Writing a JSON Parser
May 18, 2020
Notes on Writing a simple JSON Parser: https://notes.eatonphil.com/writing-a-simple-json-parser.html
- JSON is pretty easy to parse
Parsing is often broken up into two stages
- lexical analysis
- syntactic analysis
Lexical Analysis breaks source input into the simplest decomposable elements (tokens)

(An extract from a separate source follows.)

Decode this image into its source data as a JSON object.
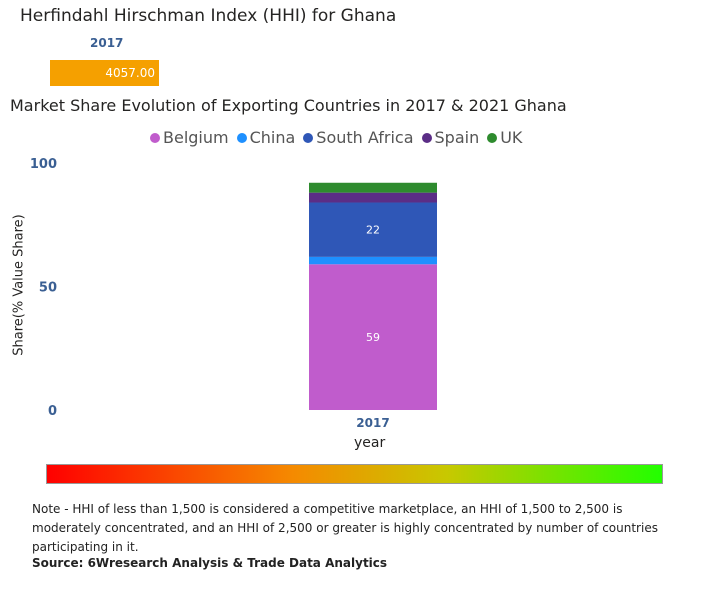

Syntactic Analysis is often called parsing, receives the list of tokens and tries to find patterns in them.
Lexical Analysis
- input string is broken into tokens
- comments and whitespace are often discarded
- A simple lexical analyzer might iterate over all the characters in an input string non-recursively
Syntactic Anlysis
- iterate over a one-dimensional list of tokens and match groups of tokens up to pieces of the language according to the defination of the langauge
Call lex - return tokens Call paser on the tokens
- A key difference between this lexer and parser is that the lexer returns a 1D array of tokens. Parser are often defined recursively and returns a recursive tree like object. Since this is JSON NOT a language this parser just returns the needed datastructures
A JSON parser - iterate over the tokens received after a call to lex and try to match the tokens to objects, lists, or plan values
Parsers are often defined recursively and return a recursive, tree-like object. Since JSON is a data serialization format and not a language the parser should produce objects in Python rather then a syntax tree.